6:16 P.M.

CASSANDRA KNEWtrue terror for the first time in ages. The last time she had felt this gut-level fear was as a child, listening to her father’s footsteps outside her bedroom door at midnight. This was the same. A fear that gelled the insides and turned bone marrow to ice. Breathing was a talent forgotten.

She cowered inside a tiny glass building, more a chapel, enough for one person to kneel. Its only entrance was a short door that had to be ducked into. No windows. Past the door, the lower city spread below her.

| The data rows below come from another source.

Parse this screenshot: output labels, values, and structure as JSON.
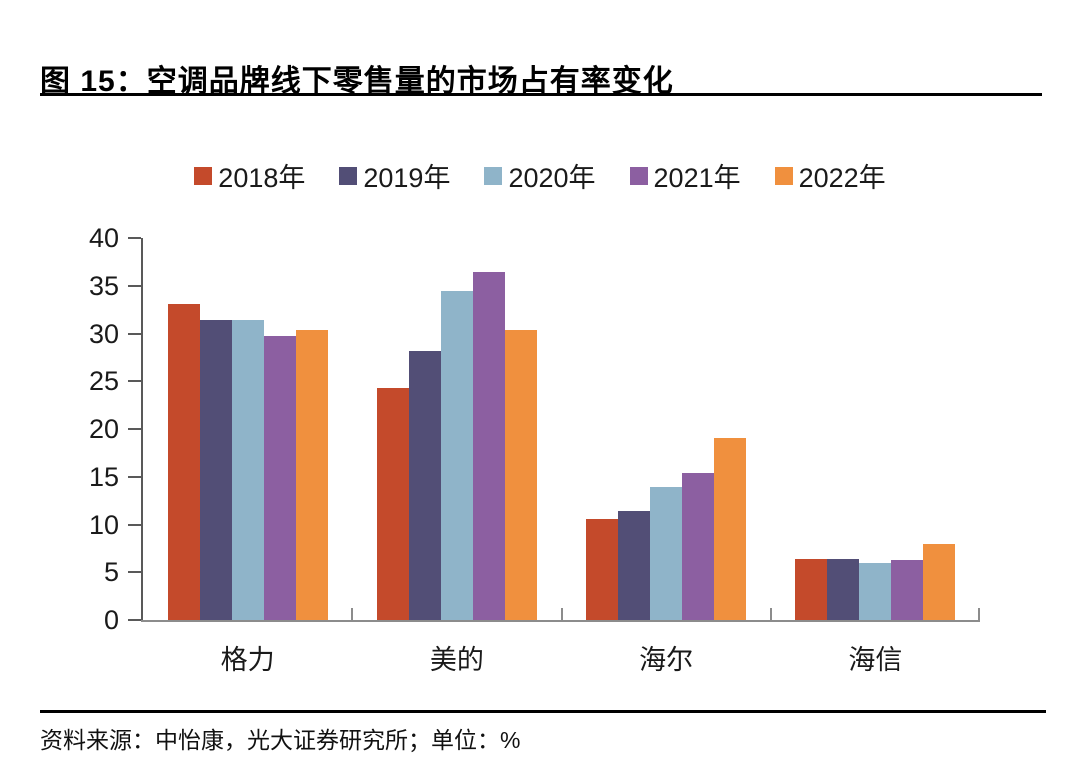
{
  "figure": {
    "title": "图 15：空调品牌线下零售量的市场占有率变化",
    "source_note": "资料来源：中怡康，光大证券研究所；单位：%"
  },
  "chart_data": {
    "type": "bar",
    "title": "空调品牌线下零售量的市场占有率变化",
    "categories": [
      "格力",
      "美的",
      "海尔",
      "海信"
    ],
    "series": [
      {
        "name": "2018年",
        "color": "#C44A2B",
        "values": [
          33.1,
          24.3,
          10.6,
          6.4
        ]
      },
      {
        "name": "2019年",
        "color": "#524E76",
        "values": [
          31.4,
          28.2,
          11.4,
          6.4
        ]
      },
      {
        "name": "2020年",
        "color": "#8FB4C9",
        "values": [
          31.4,
          34.4,
          13.9,
          6.0
        ]
      },
      {
        "name": "2021年",
        "color": "#8C5FA1",
        "values": [
          29.7,
          36.4,
          15.4,
          6.3
        ]
      },
      {
        "name": "2022年",
        "color": "#F0903E",
        "values": [
          30.4,
          30.4,
          19.1,
          8.0
        ]
      }
    ],
    "xlabel": "",
    "ylabel": "",
    "unit": "%",
    "ylim": [
      0,
      40
    ],
    "yticks": [
      0,
      5,
      10,
      15,
      20,
      25,
      30,
      35,
      40
    ],
    "grid": false,
    "legend_position": "top"
  }
}
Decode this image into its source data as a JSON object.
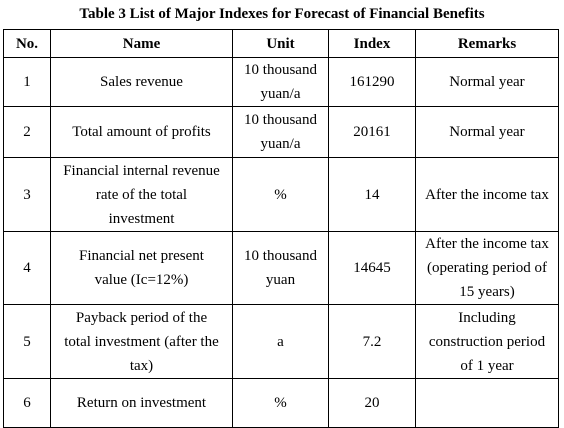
{
  "title": "Table 3 List of Major Indexes for Forecast of Financial Benefits",
  "headers": [
    "No.",
    "Name",
    "Unit",
    "Index",
    "Remarks"
  ],
  "rows": [
    {
      "no": "1",
      "name": [
        "Sales revenue"
      ],
      "unit": [
        "10 thousand",
        "yuan/a"
      ],
      "index": "161290",
      "remarks": [
        "Normal year"
      ]
    },
    {
      "no": "2",
      "name": [
        "Total amount of profits"
      ],
      "unit": [
        "10 thousand",
        "yuan/a"
      ],
      "index": "20161",
      "remarks": [
        "Normal year"
      ]
    },
    {
      "no": "3",
      "name": [
        "Financial internal revenue",
        "rate of the total",
        "investment"
      ],
      "unit": [
        "%"
      ],
      "index": "14",
      "remarks": [
        "After the income tax"
      ]
    },
    {
      "no": "4",
      "name": [
        "Financial net present",
        "value (Ic=12%)"
      ],
      "unit": [
        "10 thousand",
        "yuan"
      ],
      "index": "14645",
      "remarks": [
        "After the income tax",
        "(operating period of",
        "15 years)"
      ]
    },
    {
      "no": "5",
      "name": [
        "Payback period of the",
        "total investment (after the",
        "tax)"
      ],
      "unit": [
        "a"
      ],
      "index": "7.2",
      "remarks": [
        "Including",
        "construction period",
        "of 1 year"
      ]
    },
    {
      "no": "6",
      "name": [
        "Return on investment"
      ],
      "unit": [
        "%"
      ],
      "index": "20",
      "remarks": [
        ""
      ]
    }
  ]
}
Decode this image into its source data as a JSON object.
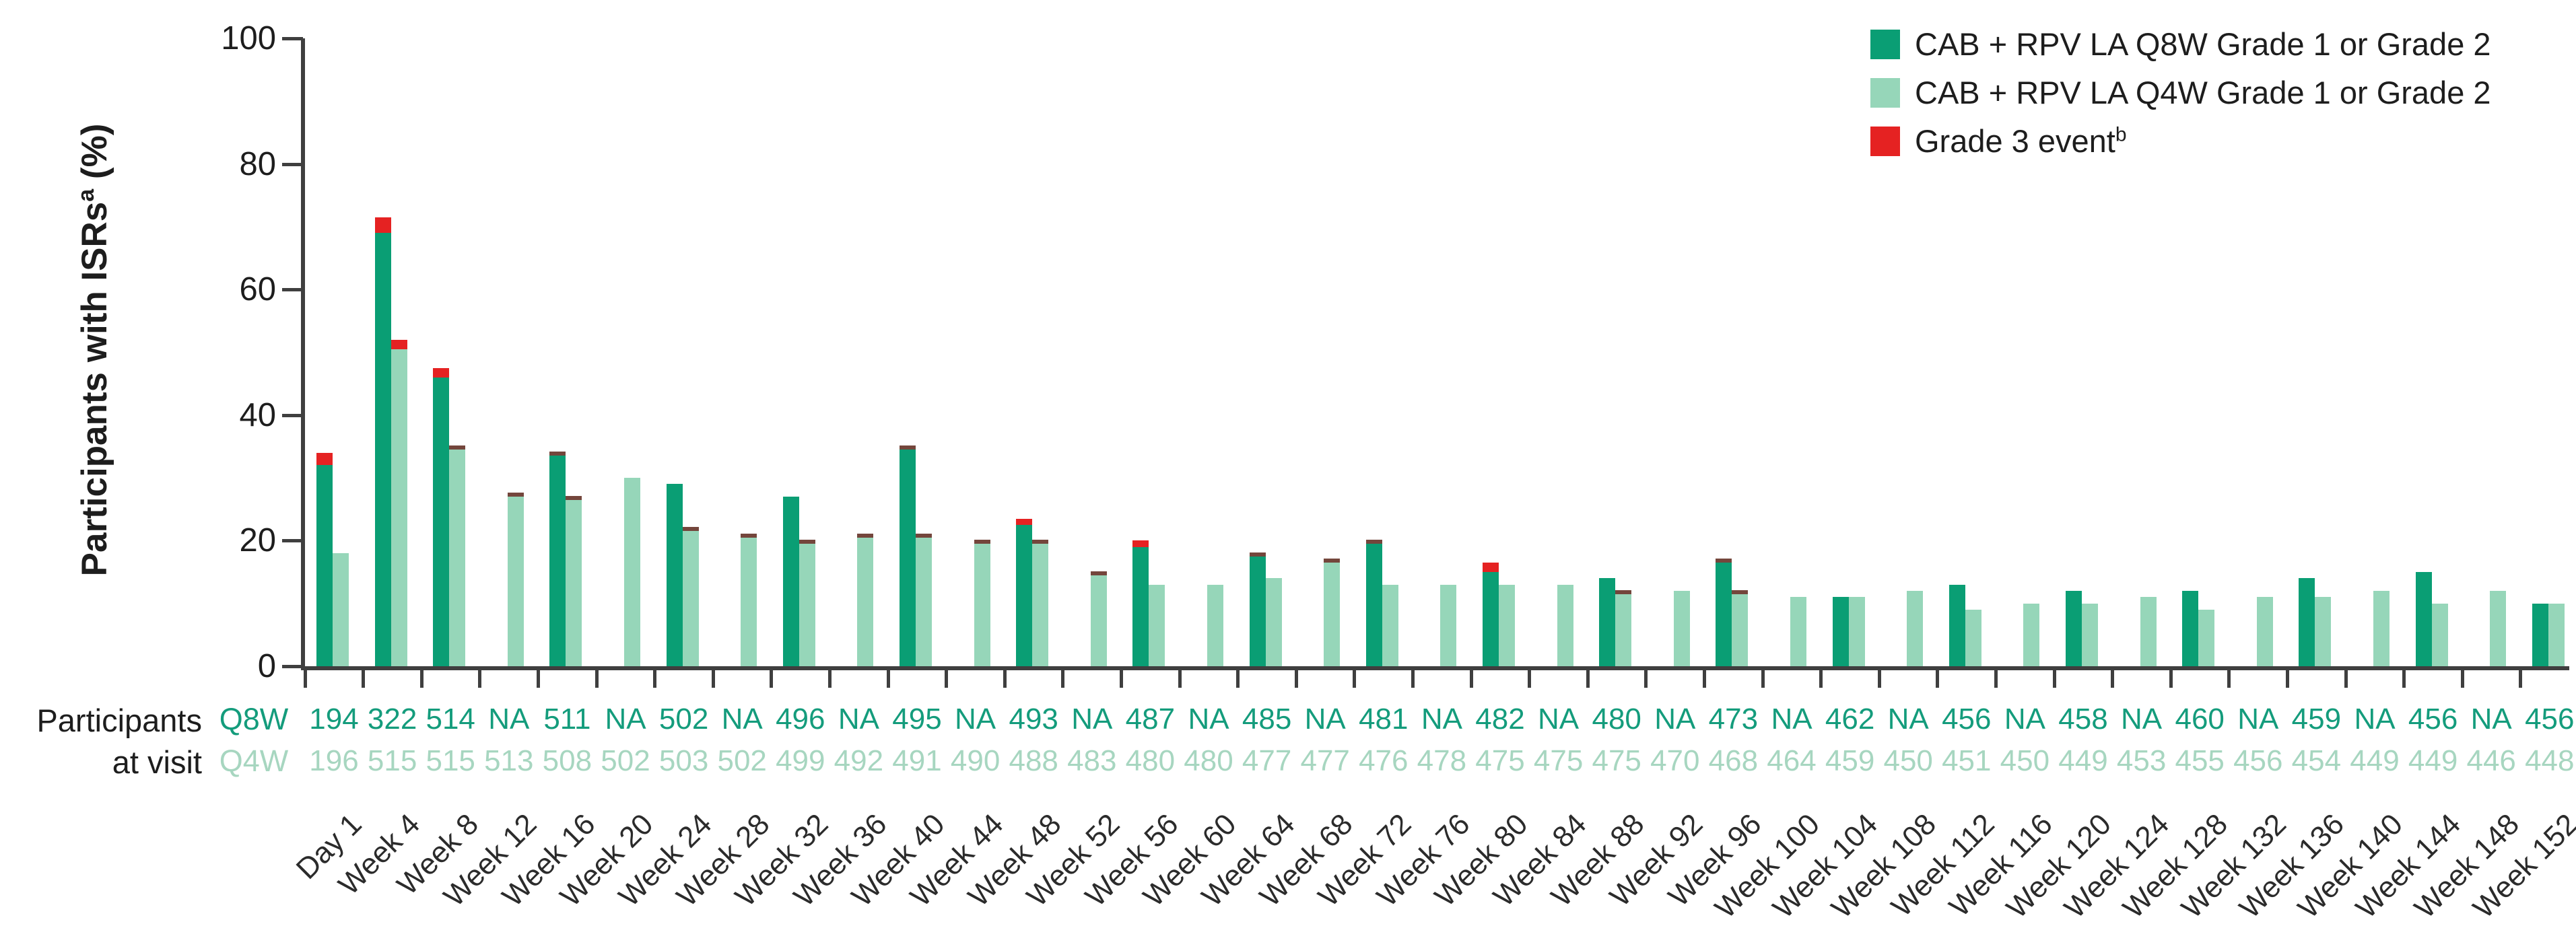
{
  "colors": {
    "q8w_bar": "#0a9e74",
    "q4w_bar": "#96d6b9",
    "grade3": "#e52222",
    "thin_cap": "#74463c",
    "axis": "#3f3f3f",
    "q8w_text": "#149c7c",
    "q4w_text": "#a7d6c0",
    "black_text": "#1d1d1d"
  },
  "y_axis": {
    "title_main": "Participants with ISRs",
    "title_sup": "a",
    "title_unit": " (%)",
    "ticks": [
      0,
      20,
      40,
      60,
      80,
      100
    ]
  },
  "legend": {
    "items": [
      {
        "label": "CAB + RPV LA Q8W Grade 1 or Grade 2",
        "swatch": "q8w_bar"
      },
      {
        "label": "CAB + RPV LA Q4W Grade 1 or Grade 2",
        "swatch": "q4w_bar"
      },
      {
        "label": "Grade 3 event",
        "sup": "b",
        "swatch": "grade3"
      }
    ]
  },
  "participants_label": {
    "line1": "Participants",
    "line2": "at visit"
  },
  "rows": {
    "q8w_label": "Q8W",
    "q4w_label": "Q4W"
  },
  "chart_data": {
    "type": "bar",
    "ylabel": "Participants with ISRsᵃ (%)",
    "ylim": [
      0,
      100
    ],
    "yticks": [
      0,
      20,
      40,
      60,
      80,
      100
    ],
    "grid": false,
    "legend_position": "top-right",
    "categories": [
      "Day 1",
      "Week 4",
      "Week 8",
      "Week 12",
      "Week 16",
      "Week 20",
      "Week 24",
      "Week 28",
      "Week 32",
      "Week 36",
      "Week 40",
      "Week 44",
      "Week 48",
      "Week 52",
      "Week 56",
      "Week 60",
      "Week 64",
      "Week 68",
      "Week 72",
      "Week 76",
      "Week 80",
      "Week 84",
      "Week 88",
      "Week 92",
      "Week 96",
      "Week 100",
      "Week 104",
      "Week 108",
      "Week 112",
      "Week 116",
      "Week 120",
      "Week 124",
      "Week 128",
      "Week 132",
      "Week 136",
      "Week 140",
      "Week 144",
      "Week 148",
      "Week 152"
    ],
    "series": [
      {
        "name": "CAB + RPV LA Q8W Grade 1 or Grade 2",
        "color": "#0a9e74",
        "grade12_pct": [
          32,
          69,
          46,
          null,
          33.5,
          null,
          29,
          null,
          27,
          null,
          34.5,
          null,
          22.5,
          null,
          19,
          null,
          17.5,
          null,
          19.5,
          null,
          15,
          null,
          14,
          null,
          16.5,
          null,
          11,
          null,
          13,
          null,
          12,
          null,
          12,
          null,
          14,
          null,
          15,
          null,
          10
        ],
        "grade3_pct": [
          2,
          2.5,
          1.5,
          null,
          0.5,
          null,
          0,
          null,
          0,
          null,
          0.5,
          null,
          1,
          null,
          1,
          null,
          0.5,
          null,
          0.5,
          null,
          1.5,
          null,
          0,
          null,
          0.5,
          null,
          0,
          null,
          0,
          null,
          0,
          null,
          0,
          null,
          0,
          null,
          0,
          null,
          0
        ]
      },
      {
        "name": "CAB + RPV LA Q4W Grade 1 or Grade 2",
        "color": "#96d6b9",
        "grade12_pct": [
          18,
          50.5,
          34.5,
          27,
          26.5,
          30,
          21.5,
          20.5,
          19.5,
          20.5,
          20.5,
          19.5,
          19.5,
          14.5,
          13,
          13,
          14,
          16.5,
          13,
          13,
          13,
          13,
          11.5,
          12,
          11.5,
          11,
          11,
          12,
          9,
          10,
          10,
          11,
          9,
          11,
          11,
          12,
          10,
          12,
          10
        ],
        "grade3_pct": [
          0,
          1.5,
          0.5,
          0.5,
          0.5,
          0,
          0.5,
          0.5,
          0.5,
          0.5,
          0.5,
          0.5,
          0.5,
          0.5,
          0,
          0,
          0,
          0.5,
          0,
          0,
          0,
          0,
          0.5,
          0,
          0.5,
          0,
          0,
          0,
          0,
          0,
          0,
          0,
          0,
          0,
          0,
          0,
          0,
          0,
          0
        ]
      }
    ],
    "grade3_legend": "Grade 3 eventᵇ",
    "grade3_color": "#e52222",
    "participants_at_visit": {
      "Q8W": [
        "194",
        "322",
        "514",
        "NA",
        "511",
        "NA",
        "502",
        "NA",
        "496",
        "NA",
        "495",
        "NA",
        "493",
        "NA",
        "487",
        "NA",
        "485",
        "NA",
        "481",
        "NA",
        "482",
        "NA",
        "480",
        "NA",
        "473",
        "NA",
        "462",
        "NA",
        "456",
        "NA",
        "458",
        "NA",
        "460",
        "NA",
        "459",
        "NA",
        "456",
        "NA",
        "456"
      ],
      "Q4W": [
        "196",
        "515",
        "515",
        "513",
        "508",
        "502",
        "503",
        "502",
        "499",
        "492",
        "491",
        "490",
        "488",
        "483",
        "480",
        "480",
        "477",
        "477",
        "476",
        "478",
        "475",
        "475",
        "475",
        "470",
        "468",
        "464",
        "459",
        "450",
        "451",
        "450",
        "449",
        "453",
        "455",
        "456",
        "454",
        "449",
        "449",
        "446",
        "448"
      ]
    }
  }
}
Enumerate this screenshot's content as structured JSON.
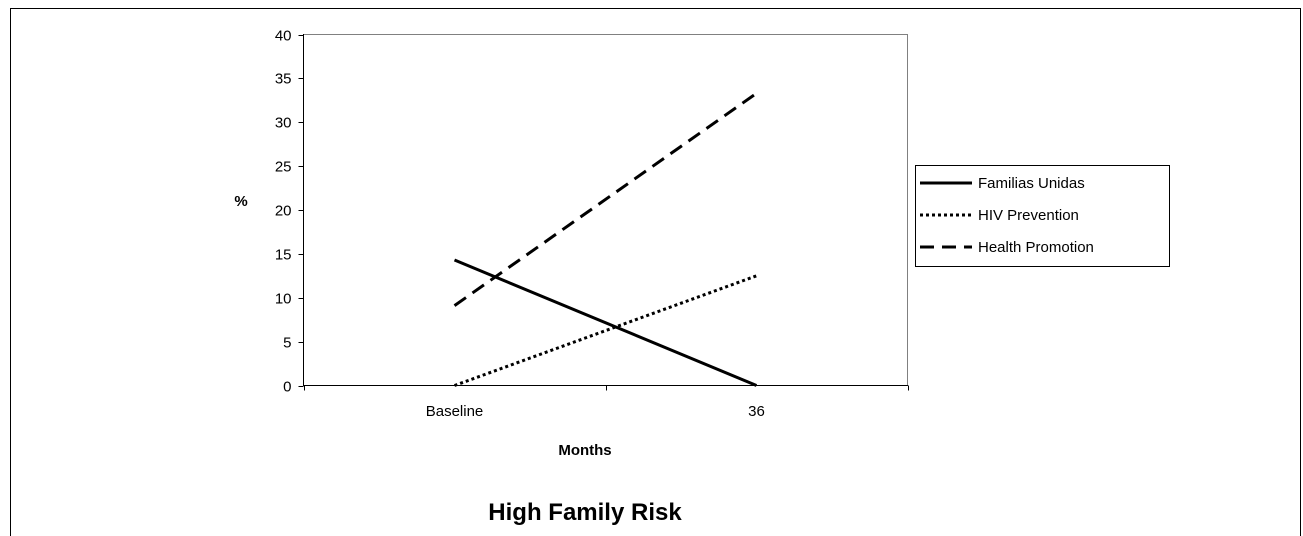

She watched the continual arcing bolts of discharge. Some struck the lake, grew more intense, then sucked back to the roof, brighter for the effort, as if the storm above were feeding off the waters below.

The same was not true when it struck the glass. Every surface absorbed the strange energy, becoming a liquid pool, but only as briefly as a lightning flicker. Then it turned solid again.

She had watched one of her men succumb to such a bolt. He had been sheltering behind a wall, leaning on it. Then the bolt struck the wall. He fell through it, his support suddenly gone. The wall solidified again. Half his body on one side, the other half on this side. Between, he had been burned to bone. Even his clothes had caught fire, a human torch, on two sides of glass.

All across the city, the fighting had stopped. Men sought shelter.

They had seen the mummified bodies. They knew what was happening.

The cavern had gone deathly quiet, accept for the occasional gunshot by the back wall, where the enemy had sequestered itself in some passageway. Anyone who approached was shot.

Cassanda clutched her electronic tracker. She watched the spread of red triangles. Her men. Or those few that were left. She counted. Of the fifty on the assault team, only a dozen were left. She watched as another blinked out. A shattering scream fluttered through the city.

Death stalked her men.

She knew even such enclosed shelters were not safe. She had seen the mummified bodies within a few of the homes.

The key seemed to be movement. Perhaps the amount of static in the room was such that any stirrings attracted a bolt to stab out at it.

So Cassandra sat still, very still. She had done the same in her childhood bed. It hadn’t helped then. She doubted it would now. She was trapped.